Department of Emergency and Intensive Care Medicine, JA Hiroshima General Hospital, Jigozen 1-3-3, Hatsukaichi, Hiroshima, 738-8503, Japan.
Intensive Care Unit, Department of Anesthesiology, Jikei University School of Medicine, Tokyo, Japan.
BMC Cardiovasc Disord. 2021 Sep 8;21(1):423. doi: 10.1186/s12872-021-02235-8.
This study sought to describe the epidemiology of anticoagulation therapy for critically ill patients with new-onset atrial fibrillation (NOAF) according to CHA2DS2-VASc and HAS-BLED scores and to assess the efficacy of early anticoagulation therapy.
Adult patients who developed NOAF during intensive care unit stay were included. We compared the patients who were treated with and without anticoagulation therapy within 48 h from AF onset. The primary outcome was a composite outcome that included mortality and ischemic stroke during the period until hospital discharge.
In total, 308 patients were included in this analysis. Anticoagulants were administered to 95 and 33 patients within 48 h and after 48 h from NOAF onset, respectively. After grouping the patients into four according to their CHA2DS2-VASc and HAS-BLED bleeding scores, we found that the proportion of anticoagulation therapy administered was similar among all groups. After adjustment using a multivariable Cox regression model, we noted that early anticoagulation therapy did not decrease the composite outcome (adjusted hazard ratio [HR] 0.77; 95% confidence interval [CI] 0.47‒1.23).
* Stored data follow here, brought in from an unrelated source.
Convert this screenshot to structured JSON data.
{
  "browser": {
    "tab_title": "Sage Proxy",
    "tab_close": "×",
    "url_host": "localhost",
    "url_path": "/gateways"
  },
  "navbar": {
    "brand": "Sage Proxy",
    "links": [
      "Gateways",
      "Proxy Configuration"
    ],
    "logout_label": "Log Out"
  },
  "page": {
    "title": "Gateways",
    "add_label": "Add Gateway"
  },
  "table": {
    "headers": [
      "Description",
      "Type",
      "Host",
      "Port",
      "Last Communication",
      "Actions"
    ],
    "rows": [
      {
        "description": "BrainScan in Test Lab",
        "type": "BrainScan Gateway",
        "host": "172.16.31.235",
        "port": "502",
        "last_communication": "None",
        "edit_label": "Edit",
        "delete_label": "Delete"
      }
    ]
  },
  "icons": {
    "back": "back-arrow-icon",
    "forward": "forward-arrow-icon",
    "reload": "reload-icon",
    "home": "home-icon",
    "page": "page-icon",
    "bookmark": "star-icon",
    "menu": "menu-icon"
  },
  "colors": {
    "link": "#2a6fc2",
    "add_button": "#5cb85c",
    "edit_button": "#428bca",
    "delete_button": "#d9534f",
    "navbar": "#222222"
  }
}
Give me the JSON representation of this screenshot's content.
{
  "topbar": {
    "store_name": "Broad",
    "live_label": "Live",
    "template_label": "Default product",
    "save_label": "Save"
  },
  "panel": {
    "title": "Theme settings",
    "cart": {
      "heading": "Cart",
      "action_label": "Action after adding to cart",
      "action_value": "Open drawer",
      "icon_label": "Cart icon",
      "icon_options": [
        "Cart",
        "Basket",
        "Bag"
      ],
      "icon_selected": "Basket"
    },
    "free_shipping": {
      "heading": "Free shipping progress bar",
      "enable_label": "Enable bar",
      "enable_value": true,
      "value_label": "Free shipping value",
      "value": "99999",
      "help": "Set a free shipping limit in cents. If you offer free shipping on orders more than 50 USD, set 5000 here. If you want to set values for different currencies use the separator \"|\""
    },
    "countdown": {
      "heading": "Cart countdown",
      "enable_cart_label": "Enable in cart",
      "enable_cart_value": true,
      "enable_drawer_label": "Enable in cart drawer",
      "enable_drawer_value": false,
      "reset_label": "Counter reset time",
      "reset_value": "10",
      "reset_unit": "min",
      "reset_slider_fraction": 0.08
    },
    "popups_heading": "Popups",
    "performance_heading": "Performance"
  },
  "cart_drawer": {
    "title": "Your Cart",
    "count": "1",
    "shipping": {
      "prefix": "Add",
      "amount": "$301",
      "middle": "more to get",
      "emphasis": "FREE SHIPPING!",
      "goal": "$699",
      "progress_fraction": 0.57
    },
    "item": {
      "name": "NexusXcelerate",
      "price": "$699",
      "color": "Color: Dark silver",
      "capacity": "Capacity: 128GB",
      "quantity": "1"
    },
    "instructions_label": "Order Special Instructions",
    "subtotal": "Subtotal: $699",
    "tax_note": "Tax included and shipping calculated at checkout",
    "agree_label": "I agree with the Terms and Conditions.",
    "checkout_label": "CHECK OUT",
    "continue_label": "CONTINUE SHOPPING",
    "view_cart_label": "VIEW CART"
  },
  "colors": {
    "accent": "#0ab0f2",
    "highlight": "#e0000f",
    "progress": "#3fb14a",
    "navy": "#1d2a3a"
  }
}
However, in patients without rhythm control drugs, early anticoagulation was significantly associated with better outcomes (adjusted HR 0.46; 95% CI; 0.22‒0.87, P = 0.041).
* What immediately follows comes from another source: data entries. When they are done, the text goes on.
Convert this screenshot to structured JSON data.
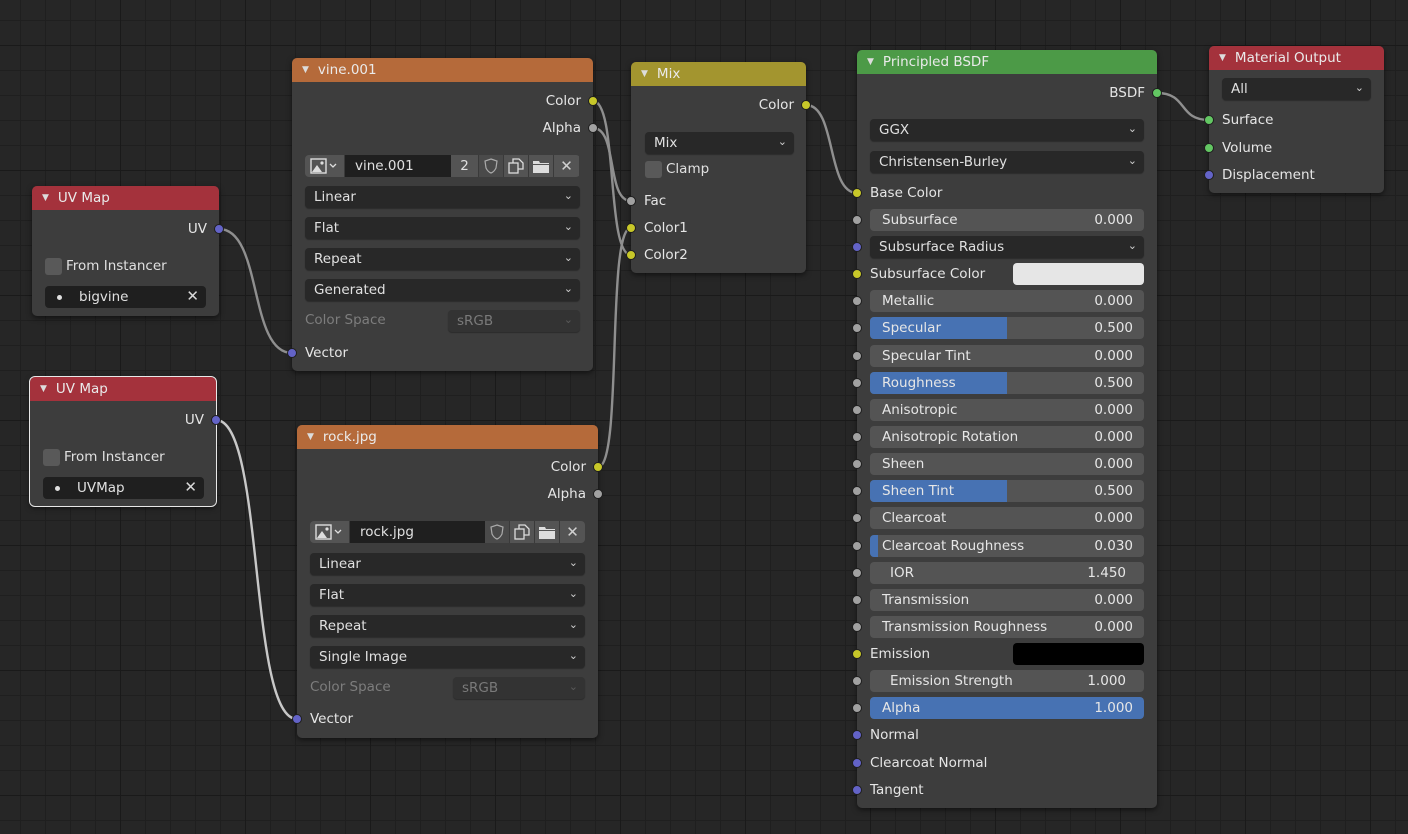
{
  "editor": "Shader Editor",
  "socket_colors": {
    "color": "#c7c729",
    "float": "#a1a1a1",
    "vector": "#6363c7",
    "shader": "#63c763"
  },
  "accent_color": "#4772b3",
  "nodes": {
    "uvmap1": {
      "title": "UV Map",
      "output_uv": "UV",
      "from_instancer_label": "From Instancer",
      "from_instancer_checked": false,
      "uv_map_value": "bigvine"
    },
    "uvmap2": {
      "title": "UV Map",
      "output_uv": "UV",
      "from_instancer_label": "From Instancer",
      "from_instancer_checked": false,
      "uv_map_value": "UVMap",
      "selected": true
    },
    "vine": {
      "title": "vine.001",
      "outputs": {
        "color": "Color",
        "alpha": "Alpha"
      },
      "image_name": "vine.001",
      "users": "2",
      "interpolation": "Linear",
      "projection": "Flat",
      "extension": "Repeat",
      "source": "Generated",
      "color_space_label": "Color Space",
      "color_space_value": "sRGB",
      "input_vector": "Vector"
    },
    "rock": {
      "title": "rock.jpg",
      "outputs": {
        "color": "Color",
        "alpha": "Alpha"
      },
      "image_name": "rock.jpg",
      "interpolation": "Linear",
      "projection": "Flat",
      "extension": "Repeat",
      "source": "Single Image",
      "color_space_label": "Color Space",
      "color_space_value": "sRGB",
      "input_vector": "Vector"
    },
    "mix": {
      "title": "Mix",
      "output_color": "Color",
      "blend_type": "Mix",
      "clamp_label": "Clamp",
      "clamp_checked": false,
      "inputs": {
        "fac": "Fac",
        "color1": "Color1",
        "color2": "Color2"
      }
    },
    "principled": {
      "title": "Principled BSDF",
      "output_bsdf": "BSDF",
      "distribution": "GGX",
      "subsurface_method": "Christensen-Burley",
      "base_color_label": "Base Color",
      "subsurface": {
        "label": "Subsurface",
        "value": "0.000",
        "fraction": 0
      },
      "subsurface_radius_label": "Subsurface Radius",
      "subsurface_color": {
        "label": "Subsurface Color",
        "swatch": "#e6e6e6"
      },
      "metallic": {
        "label": "Metallic",
        "value": "0.000",
        "fraction": 0
      },
      "specular": {
        "label": "Specular",
        "value": "0.500",
        "fraction": 0.5
      },
      "specular_tint": {
        "label": "Specular Tint",
        "value": "0.000",
        "fraction": 0
      },
      "roughness": {
        "label": "Roughness",
        "value": "0.500",
        "fraction": 0.5
      },
      "anisotropic": {
        "label": "Anisotropic",
        "value": "0.000",
        "fraction": 0
      },
      "anisotropic_rotation": {
        "label": "Anisotropic Rotation",
        "value": "0.000",
        "fraction": 0
      },
      "sheen": {
        "label": "Sheen",
        "value": "0.000",
        "fraction": 0
      },
      "sheen_tint": {
        "label": "Sheen Tint",
        "value": "0.500",
        "fraction": 0.5
      },
      "clearcoat": {
        "label": "Clearcoat",
        "value": "0.000",
        "fraction": 0
      },
      "clearcoat_roughness": {
        "label": "Clearcoat Roughness",
        "value": "0.030",
        "fraction": 0.03
      },
      "ior": {
        "label": "IOR",
        "value": "1.450"
      },
      "transmission": {
        "label": "Transmission",
        "value": "0.000",
        "fraction": 0
      },
      "transmission_roughness": {
        "label": "Transmission Roughness",
        "value": "0.000",
        "fraction": 0
      },
      "emission": {
        "label": "Emission",
        "swatch": "#000000"
      },
      "emission_strength": {
        "label": "Emission Strength",
        "value": "1.000"
      },
      "alpha": {
        "label": "Alpha",
        "value": "1.000",
        "fraction": 1
      },
      "normal_label": "Normal",
      "clearcoat_normal_label": "Clearcoat Normal",
      "tangent_label": "Tangent"
    },
    "output": {
      "title": "Material Output",
      "target": "All",
      "inputs": {
        "surface": "Surface",
        "volume": "Volume",
        "displacement": "Displacement"
      }
    }
  },
  "links": [
    {
      "from": "uvmap1.UV",
      "to": "vine.Vector"
    },
    {
      "from": "uvmap2.UV",
      "to": "rock.Vector"
    },
    {
      "from": "vine.Color",
      "to": "mix.Color2"
    },
    {
      "from": "vine.Alpha",
      "to": "mix.Fac"
    },
    {
      "from": "rock.Color",
      "to": "mix.Color1"
    },
    {
      "from": "mix.Color",
      "to": "principled.Base Color"
    },
    {
      "from": "principled.BSDF",
      "to": "output.Surface"
    }
  ]
}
We found that clinical prediction scores were supposedly not used in the decision to implement anticoagulation therapy and that early anticoagulation therapy did not improve clinical outcomes in critically ill patients with NOAF. Trial registration UMIN-CTR UMIN000026401. Registered 5 March 2017.
本研究旨在根据 CHA2DS2-VASc 和 HAS-BLED 评分描述新发性心房颤动(NOAF)危重症患者抗凝治疗的流行病学,并评估早期抗凝治疗的疗效。
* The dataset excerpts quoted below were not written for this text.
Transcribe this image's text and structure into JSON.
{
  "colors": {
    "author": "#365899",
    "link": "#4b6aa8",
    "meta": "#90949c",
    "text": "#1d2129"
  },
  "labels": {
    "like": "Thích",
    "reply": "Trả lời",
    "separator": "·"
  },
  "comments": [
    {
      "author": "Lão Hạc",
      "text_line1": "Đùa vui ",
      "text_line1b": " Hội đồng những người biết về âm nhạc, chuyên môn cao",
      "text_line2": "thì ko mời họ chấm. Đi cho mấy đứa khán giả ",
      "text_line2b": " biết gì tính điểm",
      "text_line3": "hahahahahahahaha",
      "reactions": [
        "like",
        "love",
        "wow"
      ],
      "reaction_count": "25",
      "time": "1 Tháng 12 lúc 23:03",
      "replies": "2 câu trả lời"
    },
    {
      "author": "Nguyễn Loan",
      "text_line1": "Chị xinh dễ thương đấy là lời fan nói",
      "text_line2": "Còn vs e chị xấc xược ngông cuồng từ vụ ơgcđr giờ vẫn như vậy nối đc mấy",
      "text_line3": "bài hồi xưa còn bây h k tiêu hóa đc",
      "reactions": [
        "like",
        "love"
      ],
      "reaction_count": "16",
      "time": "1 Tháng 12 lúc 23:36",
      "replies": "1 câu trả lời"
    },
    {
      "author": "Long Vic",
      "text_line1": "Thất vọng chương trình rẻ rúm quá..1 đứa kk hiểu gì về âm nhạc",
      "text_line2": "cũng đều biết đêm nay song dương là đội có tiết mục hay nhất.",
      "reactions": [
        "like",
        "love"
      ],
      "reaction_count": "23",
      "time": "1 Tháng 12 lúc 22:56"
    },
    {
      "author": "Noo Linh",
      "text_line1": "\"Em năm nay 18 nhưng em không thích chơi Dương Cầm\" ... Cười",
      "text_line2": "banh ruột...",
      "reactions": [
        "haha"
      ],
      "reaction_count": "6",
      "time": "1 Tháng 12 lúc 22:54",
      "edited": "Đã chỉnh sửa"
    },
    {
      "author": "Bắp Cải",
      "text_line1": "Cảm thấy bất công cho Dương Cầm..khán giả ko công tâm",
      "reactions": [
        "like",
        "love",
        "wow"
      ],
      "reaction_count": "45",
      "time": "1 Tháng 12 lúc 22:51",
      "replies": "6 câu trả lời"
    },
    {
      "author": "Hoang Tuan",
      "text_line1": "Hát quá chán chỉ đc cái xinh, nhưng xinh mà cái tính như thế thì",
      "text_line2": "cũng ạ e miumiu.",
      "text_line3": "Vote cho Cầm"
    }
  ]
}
纳入入住重症监护病房期间发生 NOAF 的成年患者。我们比较了在 AF 发作后 48 小时内接受和未接受抗凝治疗的患者。主要结局是包括住院期间死亡和缺血性卒中的复合结局。
本分析共纳入 308 例患者。抗凝剂分别在 NOAF 发作后 48 小时内和 48 小时后给予 95 例和 33 例患者。根据 CHA2DS2-VASc 和 HAS-BLED 出血评分将患者分为四组后,我们发现所有组中抗凝治疗的比例相似。使用多变量 Cox 回归模型调整后,我们注意到早期抗凝治疗并未降低复合结局(调整后的危险比 [HR] 0.77;95%置信区间 [CI] 0.47-1.23)。然而,在未使用节律控制药物的患者中,早期抗凝治疗与更好的结局显著相关(调整后的 HR 0.46;95%CI:0.22-0.87,P=0.041)。
我们发现,临床预测评分似乎并未用于决定实施抗凝治疗,早期抗凝治疗并未改善 NOAF 危重症患者的临床结局。试验注册 UMIN-CTR UMIN000026401。于 2017 年 3 月 5 日注册。